Milne, Alan Alexander (1925) ‘When We Were Very Young’, UK first deluxe edition plus handwritten letter signed by Milne
Alan Alexander Milne (1925) ‘When We Were Very Young‘, UK first deluxe edition, bound in blue leather (just like the original trade edition which was published in blue cloth), published by Methuen. In addition, an original letter handwritten and signed by author A.A. Milne. This is an extremely rare edition and certainly the least common of the four leather bound Winnie-the-Pooh books issued in a few hundred copies. When We Were Very Young’ was originally published in 1924 as a regular trade edition only. It was immediately successful and the first printing sold out in one day. The publisher Methuen then decided to issue a deluxe leather bound version in three colours: blue, red, and green. The paper stock of the seventh printing of the trade edition (March 1925) was used for that purpose. In 1926 when ‘Winnie-the -Pooh’ was published it was issued as a deluxe leather bound edition in three colours as well keeping that tradition for the remaing two Pooh books as well.
Condition: a fine and abolutely beautiful copy. No previous owner’s scribbles inside, the leather binding is crsip and clean like on the day of publication. No rubbing to the gilding. Page block edges gilded as called for. The original glassine warpper is present and without any chips or tears, now of course yellowed as over 90 years have passed since publication! The original box is near fine with no strauctural damage at all and a whiff of foxing and darkening as to be expected. The best condition on the marekt and extremely rare to find as the vast majority of deluxe copies are the second editions which used the tenth printing paper stock. this is the real thing!
The letter:
Single page autograph letter, signed as “A.A.Milne” , on stationary with letterhead of 13, Mallord Street, Chelsea, S.W.3. Tel Flaxman 2074. Dated 4 vi 31 Expected center fold. Fine condition.

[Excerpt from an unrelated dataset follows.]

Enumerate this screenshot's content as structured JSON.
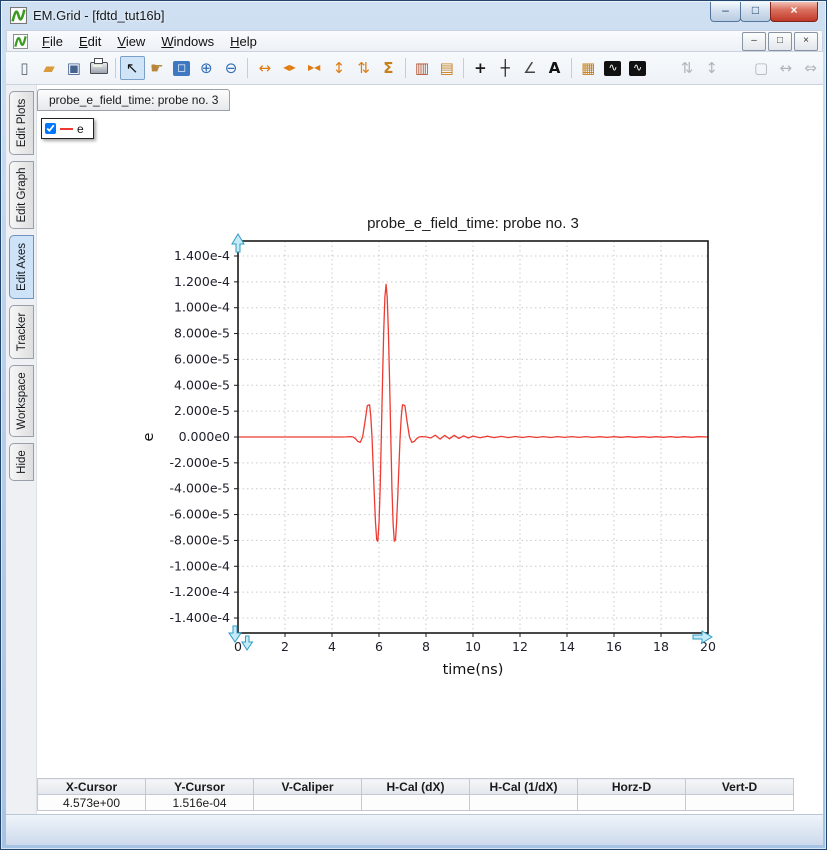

A warm, jocular letter written by Milne to his dear longtime friends, the Seligmans. Both Milne and his wife Daphne would maintain a close rapport with this couple beginning in the early 1920’s. Milne writes a thank you letter to “Bobs” (Barbara Seligman) for the new club which he most humorously is beating into submission. Along the bottom in a post script , Milne additionally makes a comment to her that it is his 18th anniversary. (He and Daphne married in 1913). The letter is shown in full below:
“Dear Bobs,
Thank you so much for the club. I tried it Friday and though it didn’t play quite as well as yours did on that memorable afternoon when I had the pleasure of beating you at Ashdam Forest, I think it will get all right with a little practice. When it did hit the ball, it hit it a very long way, and as soon as it realizes that I’m not going to (illegible) any nonsense from it we shall get along all right.
So again my many thanks indeed; it was charming of you to send it.
Yours ever
A.A. Milne
Give my love to your husband and thank him again for his matches.
The 18th anniversary of our wedding day!”
A.A. Milne played a fair amount of golf, in the mid-1920s he mentioned he got “his handicap to 9”. In his autobiography published several years later, Milne talks about golf. “To-day, I could be happy without a car, I could be happy without a country cottage, but I shouldn’t be happy if I couldn’t be reckless about golf balls, taxis, the best seats at cricket grounds and theatres, shirts and pullovers, tips, subscriptions, books and wine-lists.” While discussing the creative process of writing Milne says, “I have spent many mornings at Lords [Cricket Grounds] hoping that inspiration would come, many days on golf courses; I have even gone to sleep in the afternoon, in case inspiration came to take me completely by surprise. In vain.” Milne’s biographer Ann Thwaite mentioned his playing golf at Addington, Royal Wimbledon and Walton Heath and that he played at least on one occasion with Bernard Darwin. He called Walton Heath, “about the most difficult course in London, with heather a foot high on each side of a narrow fairway, and a perpetual wind. I play a terrible lot of golf now – always twice and often 3 times a week, and it’s really time I settled down to work again.” After he moved out of London Milne also played the nine-hole course Holtye golf club in Sussex with his son often. The course was a ten minute drive from his cottage in Sussex which is also located near Royal Ashdown Forest Golf Club.
But in typical Milne reflective thoughts on life, his most famous line about golf is from The Charm of Golf, published in 1920 in, Not That It Matters, “Golf is so popular simply because it is the best game in the world at which to be bad.”